Kunst – Robert Pan
Leitartikel
Die Herkulesaufgabe
Aus ff 18 vom Donnerstag, den 05. Mai 2022
Südtirols Touristiker werben gerne mit Heimat. Viele Südtiroler haben allerdings das Gefühl, dass ihnen der Tourismus die Heimat nimmt.
Arnold Schuler ist seit mehr als drei Jahren Landesrat für Tourismus. Ebenso lange sucht er nach einem Weg, wie sich Südtirol in Zukunft touristisch entwickeln soll. „Wir brauchen eine Vision dafür“, sagte er im Sommer 2019 zur ff und kündigte noch für dasselbe Jahr ein „Landesentwicklungskonzept für den Tourismus“ an. Drei Jahre (!) nach dieser Ankündigung legt er jetzt das Konzept vor. Nun: Es ist ein für die Branche freudloses Papier geworden.
Sicher, der Strukturwandel im Tourismus ist für Südtirol eine der größten gesellschaftlichen Herausforderungen. Schuler hat also eine gewaltige Aufgabe zu bewältigen. Er ist sie angegangen, ohne großen Elan.
Statt an der Größe der Aufgabe orientiert sich die Landespolitik an den Widerständen und Einwänden der diversen Interessenverbände – allen voran Bauernbund und Hotelier- und Gastwirteverband. Dabei weiß man, dass eine der zentralen Aufgaben darin besteht, Tourismustreibende und Einheimische zu versöhnen. Es geht darum klarzumachen, dass man einander braucht. Der innere Frieden ist eine Voraussetzung dafür, dass der Tourismus gedeihen kann. Zurzeit ist es so, dass vom Geschäft mit den Gästen immer weniger Südtiroler profitieren. Vielen Einheimischen wird der Rummel zu viel. Sie sehen, wie ihre Heimat unter ihren Augen verschandelt wird. Während die Tourismusindustrie mit heimeligen Bildern für Südtirol wirbt, haben immer mehr Südtiroler das Gefühl, dass sie entwurzelt werden.
Schon vor der Pandemie wurde „overtourism“ – also ein Überschuss an Tourismus – in Südtirol zu einem Thema. Heute, nach der Pandemie, ist es immer noch Thema. Viele haben aus der Krise keine Lehre gezogen, sie wollen weitermachen wie bisher.
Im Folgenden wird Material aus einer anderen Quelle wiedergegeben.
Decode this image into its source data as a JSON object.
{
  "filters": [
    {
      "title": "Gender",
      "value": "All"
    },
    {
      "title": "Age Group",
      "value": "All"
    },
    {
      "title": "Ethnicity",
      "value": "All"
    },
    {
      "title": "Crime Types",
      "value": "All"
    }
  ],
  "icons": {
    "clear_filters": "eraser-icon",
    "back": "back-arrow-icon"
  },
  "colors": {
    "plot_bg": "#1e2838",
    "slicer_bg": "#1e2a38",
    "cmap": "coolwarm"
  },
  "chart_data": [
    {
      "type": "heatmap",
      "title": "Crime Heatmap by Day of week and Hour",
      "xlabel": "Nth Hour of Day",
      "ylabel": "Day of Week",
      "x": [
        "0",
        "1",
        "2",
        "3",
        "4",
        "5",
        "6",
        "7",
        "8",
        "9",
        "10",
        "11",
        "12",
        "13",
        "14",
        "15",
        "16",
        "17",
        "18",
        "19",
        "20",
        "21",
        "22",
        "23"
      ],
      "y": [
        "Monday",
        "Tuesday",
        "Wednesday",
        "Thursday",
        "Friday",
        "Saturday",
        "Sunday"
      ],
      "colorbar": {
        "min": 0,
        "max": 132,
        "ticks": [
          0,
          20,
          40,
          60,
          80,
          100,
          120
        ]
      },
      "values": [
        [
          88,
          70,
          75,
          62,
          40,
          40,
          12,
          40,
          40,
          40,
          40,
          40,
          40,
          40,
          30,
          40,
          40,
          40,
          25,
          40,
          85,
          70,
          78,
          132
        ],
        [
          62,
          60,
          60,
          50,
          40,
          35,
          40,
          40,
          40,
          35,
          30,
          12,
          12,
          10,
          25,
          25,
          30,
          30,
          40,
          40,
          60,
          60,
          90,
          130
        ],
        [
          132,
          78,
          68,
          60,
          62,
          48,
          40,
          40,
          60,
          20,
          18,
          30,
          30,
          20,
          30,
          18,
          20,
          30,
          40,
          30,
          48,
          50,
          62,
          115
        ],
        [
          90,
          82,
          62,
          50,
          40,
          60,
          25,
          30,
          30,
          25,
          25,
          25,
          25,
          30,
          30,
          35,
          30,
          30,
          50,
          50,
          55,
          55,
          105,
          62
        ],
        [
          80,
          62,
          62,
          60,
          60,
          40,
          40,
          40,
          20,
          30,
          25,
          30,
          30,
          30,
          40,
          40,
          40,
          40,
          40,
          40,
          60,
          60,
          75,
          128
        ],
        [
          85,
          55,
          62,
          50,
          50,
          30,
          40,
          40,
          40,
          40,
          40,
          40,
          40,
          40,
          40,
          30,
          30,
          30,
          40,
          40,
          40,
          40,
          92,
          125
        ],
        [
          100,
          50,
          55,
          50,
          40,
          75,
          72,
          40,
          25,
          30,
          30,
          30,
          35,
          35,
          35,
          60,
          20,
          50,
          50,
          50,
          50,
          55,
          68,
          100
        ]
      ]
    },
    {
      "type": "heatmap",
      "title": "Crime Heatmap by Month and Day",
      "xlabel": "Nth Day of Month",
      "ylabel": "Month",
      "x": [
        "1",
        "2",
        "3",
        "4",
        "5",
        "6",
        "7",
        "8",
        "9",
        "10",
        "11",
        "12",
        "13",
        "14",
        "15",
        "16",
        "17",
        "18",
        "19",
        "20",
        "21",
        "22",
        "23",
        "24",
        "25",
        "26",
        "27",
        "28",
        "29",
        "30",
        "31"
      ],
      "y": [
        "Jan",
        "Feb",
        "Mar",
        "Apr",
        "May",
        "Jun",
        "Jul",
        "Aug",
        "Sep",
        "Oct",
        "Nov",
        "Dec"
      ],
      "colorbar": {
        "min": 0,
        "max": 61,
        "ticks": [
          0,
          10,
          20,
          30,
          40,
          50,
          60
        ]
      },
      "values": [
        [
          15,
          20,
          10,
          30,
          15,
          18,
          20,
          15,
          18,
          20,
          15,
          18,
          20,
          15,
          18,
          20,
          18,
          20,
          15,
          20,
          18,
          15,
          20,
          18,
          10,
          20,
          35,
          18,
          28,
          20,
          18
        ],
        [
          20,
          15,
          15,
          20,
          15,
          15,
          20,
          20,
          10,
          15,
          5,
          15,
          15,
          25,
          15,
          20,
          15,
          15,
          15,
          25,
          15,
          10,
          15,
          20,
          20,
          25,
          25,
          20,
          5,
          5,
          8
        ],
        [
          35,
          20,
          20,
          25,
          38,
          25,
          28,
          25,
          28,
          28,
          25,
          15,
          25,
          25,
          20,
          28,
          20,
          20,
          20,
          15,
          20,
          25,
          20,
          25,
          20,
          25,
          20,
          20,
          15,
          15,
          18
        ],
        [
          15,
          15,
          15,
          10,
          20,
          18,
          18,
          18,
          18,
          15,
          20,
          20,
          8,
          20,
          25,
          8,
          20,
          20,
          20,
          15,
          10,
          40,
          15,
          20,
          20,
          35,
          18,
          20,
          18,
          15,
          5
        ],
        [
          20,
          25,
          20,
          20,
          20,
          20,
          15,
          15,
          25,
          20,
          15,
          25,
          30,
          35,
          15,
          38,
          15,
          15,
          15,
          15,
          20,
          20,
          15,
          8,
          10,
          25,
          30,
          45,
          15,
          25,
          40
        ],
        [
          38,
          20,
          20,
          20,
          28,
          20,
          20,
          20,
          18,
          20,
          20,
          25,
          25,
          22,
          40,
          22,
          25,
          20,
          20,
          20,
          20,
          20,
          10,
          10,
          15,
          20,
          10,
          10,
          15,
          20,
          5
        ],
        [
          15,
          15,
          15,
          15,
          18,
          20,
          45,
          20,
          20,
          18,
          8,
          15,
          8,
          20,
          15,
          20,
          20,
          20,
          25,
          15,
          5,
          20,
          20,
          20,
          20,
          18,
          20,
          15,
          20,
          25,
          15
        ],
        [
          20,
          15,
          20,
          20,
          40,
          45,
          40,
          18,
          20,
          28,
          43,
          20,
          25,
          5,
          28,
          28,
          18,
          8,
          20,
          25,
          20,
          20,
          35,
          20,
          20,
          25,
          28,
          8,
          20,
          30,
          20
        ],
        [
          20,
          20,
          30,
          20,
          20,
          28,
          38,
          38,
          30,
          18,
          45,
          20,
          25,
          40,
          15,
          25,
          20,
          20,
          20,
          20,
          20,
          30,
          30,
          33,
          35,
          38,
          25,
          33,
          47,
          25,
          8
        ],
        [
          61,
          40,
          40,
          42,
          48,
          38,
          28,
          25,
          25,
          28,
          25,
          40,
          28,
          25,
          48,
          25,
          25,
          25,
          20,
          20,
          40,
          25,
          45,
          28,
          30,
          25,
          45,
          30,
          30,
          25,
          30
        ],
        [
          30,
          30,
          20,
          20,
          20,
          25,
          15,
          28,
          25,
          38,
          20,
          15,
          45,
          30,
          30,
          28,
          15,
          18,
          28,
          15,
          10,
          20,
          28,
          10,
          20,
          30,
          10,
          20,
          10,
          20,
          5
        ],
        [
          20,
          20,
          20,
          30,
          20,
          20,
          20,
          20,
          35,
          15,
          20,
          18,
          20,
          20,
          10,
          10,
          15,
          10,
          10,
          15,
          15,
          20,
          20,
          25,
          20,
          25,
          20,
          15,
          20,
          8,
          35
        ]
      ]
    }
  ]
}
Immerhin, es gibt zum Großteil das Bewusstsein, dass es weniger Betten braucht, dass das Wachstum an Gästen und Nächtigenden nicht so weitergehen kann wie bisher und man mehr auf die Qualität und Nachhaltigkeit setzen muss. Schulers Konzept enthält durchaus gute Ansätze, es geht um einen Bettenstopp, die Vermeidung der CO2-Emissionen und die Verwendung regionaler Produkte. Betriebe, die besonders klima- freundlich arbeiten, können ihre Sterne für ihre Imageaufwertung grün einfärben. Das Problem ist nur: Es gibt einen großen Widerspruch zwischen den Zielen, die von der Tourismuspolitik genannt werden, und dem, was sie derzeit umsetzt. Es wäre gut, wenn sich die Wirklichkeit so schnell als möglich jenen Strategien annähert, die nach außen in Sonntagsreden vertreten werden.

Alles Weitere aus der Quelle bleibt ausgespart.